12.07.10

je suis mon vestige pris dans l’ambre,
je dors,
je vis pour quelques jours encore en bretagne —
je suis, vitre à main droite et par quoi je discerne au soir deux corneilles successivement activées puis lenties contre de petites cheminées qu’à paris, depuis le balcon du temps que je vis avec p* je vois aussi (d’autres mais les mêmes), assise à la table de travail
— selon que le soleil ahurit les rideaux ou bien alors qu’un nuage passe, je baigne dans du cotignac à moins qu’une mandarine spumeuse, une eau teinte au moyen de telles atonies qu’elle me remémore cent siestes qu’enfant je refuse
(je suis le vertige pris dans l’ambre),
la souvenance à son tour contaminée de langueurs, d’indolence, d’accablements au point que je me sens malade, je ne sais d’où mais très, le corps par fatalité de mémoire un instant replacé (en dépit de mes déprécations) sur l’un des lits qu’on nous impose au terme du déjeuner à l’école maternelle et dans lesquels, suivant ce qu’alors j’en saisis, soit guère davantage qu’à présent, je me crois convaincue de devoir l’un ou l’autre après-midi mourir (ensuite infailliblement je réclame de peindre, et je peins en effet, je peins avec immodération face à ce qu’on n’appelle pas encore un paper board) —,
un lit est dans mon dos, précisément un matelas, pas autrement épais qui plus qu’un châlit, pour qui sait ce qu’on instille de folklore cool — à sa main par exemple ce cendrier froidi, un clope et qu’on entend souffle à souffle pétiller dans l’ablution d’ambre, une espadrille ou des colliers, le petit tas tabac d’une robe (la chiffe qu’on a aimé trousser) —, insinue qu’y besogner peut complaire, ce lit donc, par-derrière, dont il me semble aux étrangetés qu’il m’inspire qu’on vient de le caser en douce dans la pièce
— je dors à hénin pour une cause que je ne perce pas, ma mère occupant par décret le mien durant mon séjour, dans le lit des parents ; je dors côté père, je dors bord du père mort, au quai sur quoi il ne meurt pas mais au fond c’est égal, c’est quoi qu’il en soit son contour, oblitéré plein le petit brai cireux du temps et le mien par-dessus, nous nous accumulons dans le courroux et les ans tandis que je m’efface à sa semblance et sans que personne après moi, jamais, qui fût de mon sang ne s’empreigne à son tour
(parrain marcel que ma tante au matin nourrit d’un bol de thé, de deux biscottes avec une pomme en tranches me reçoit enfant dans son lit où nous faisons abondamment salon, son lit est ma maison, j’y apporte mes livres, j’obtiens à tout coup qu’il fasse, ayant replié paris-normandie sur la couette, courir ses ongles — qu’il ne porte pas courts — sur mes deux bras et puis mes jambes (une seule femme a jusqu’ici la patience de me satisfaire aussi scrupuleusement), nous débattons, je me fais jour à jour narrer la grande guerre qu’il vit garçon, à l’âge (un peu davantage en réalité) qu’on lui attribue sur le tableautin qui quand nous sommes au lit nous domine (j’en redevine aujourd’hui le gros melon tondu ou bien des guiches, la lippe et dont à un siècle de là je promène le deuil, les bottines, le joujou qu’il serre entre ses mains ; la robe évidemment, qui m’éberlue), souvent il m’apprend que morts nous aurons des ventrées, que l’on nous servira du miel sur des nappes impolluées cependant qu’ad vitam les azurs bleus bruiront des airs d’elvis presley)
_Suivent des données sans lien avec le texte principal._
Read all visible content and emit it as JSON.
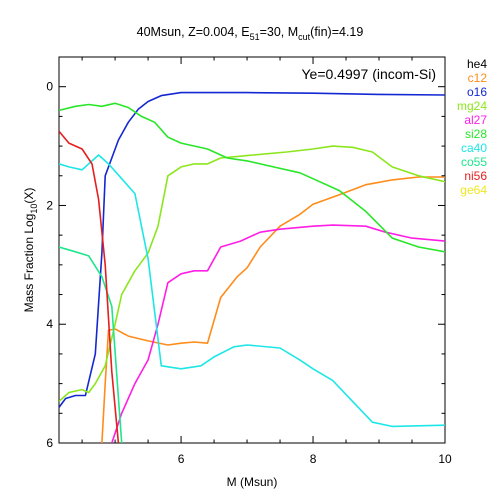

— ce lit donc et ici, où croissent en abondance des fougères dont enfant je traque les frondes sur le caillou des crassiers je rêvasse, strate à strate assise à la table de travail et ce lit dans mon dos, aux courtes crosses que je leur vois pousser, verdelettes et puis un peu pelues, pomme, contre les exhalaisons fraîchies, pourries des sous-bois, corrompues avec délices,
j’éprouve à la table de travail avec ce grabat par-derrière en songe et sous mon pas l’humus musculeux que ces crosses crèvent
et qu’il me faut, très empêtrée dans la détrempe orangée des méridiennes, au bain du tue-mouche, poser une à une puis colliger, cause qu’elles sont sans âge, en façon de barrage à ma sieste :
mais quel enfant grand — quand ? — et dans combien de couches, et quelles, son corps estampé ? — les détectera figées pour jamais sur la pierre, en plein cœur un beau jour d’un jour sans nous ?
je vis pour quelques jours encore en bretagne,
je veille,
je suis mon vertige pris dans l’ombre.